The sectors set out in the Draft Regulations are generally consistent with the scope of CIIs set out in the internal document, entitled Cyber Security Inspection Operation Guidelines, issued by the CAC in June 2016.
We understand that only a small proportion of the network facilities in the listed sectors will fall within the scope of CIIs, but it is unclear how such CIIs may be identified until the Identification Guidelines are published.
II. Increased compliance burden
Building on the existing protection obligations under the CSL, the Draft Regulations have created new obligations for CII operators. The mandatory training hours and qualification requirements for cyber security personnel will no doubt result in additional training costs for the companies.
The localisation requirements for maintenance could pose a challenge to CII operators that maintain information systems using technical support centres or teams located outside China.
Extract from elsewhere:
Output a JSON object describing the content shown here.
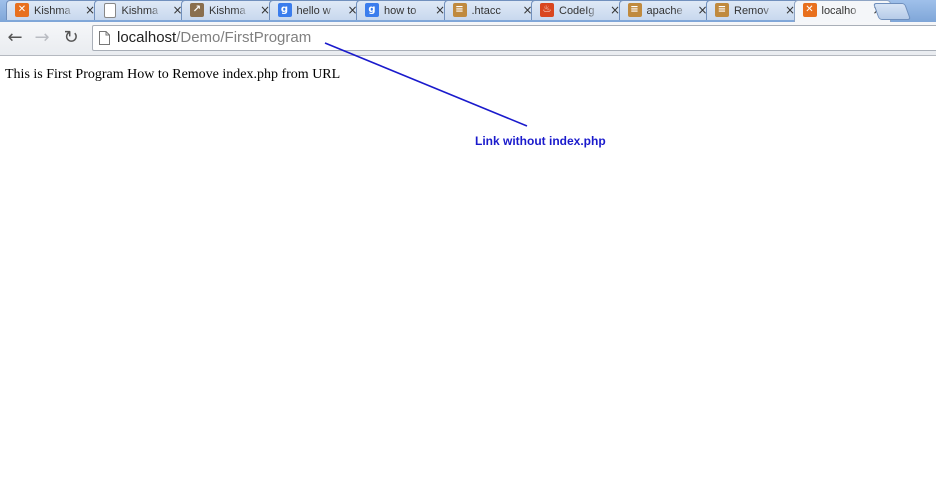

Further, the requirement that CII operators should carry out pre-commissioning and regular security testing and evaluation will also involve material cost and man hours being devoted to compliance.
Although the Identification Guidelines have not been published yet, companies operating large information system facilities in the sectors listed in the Draft Regulations should be aware of the extended scope of CII and evaluate their current cyber security protection systems against the requirements of the Draft Regulations. In particular, entities affected by the localisation requirement should be prepared to review and adjust their current data storage and system maintenance arrangement to comply with the forthcoming regulations on CII protection.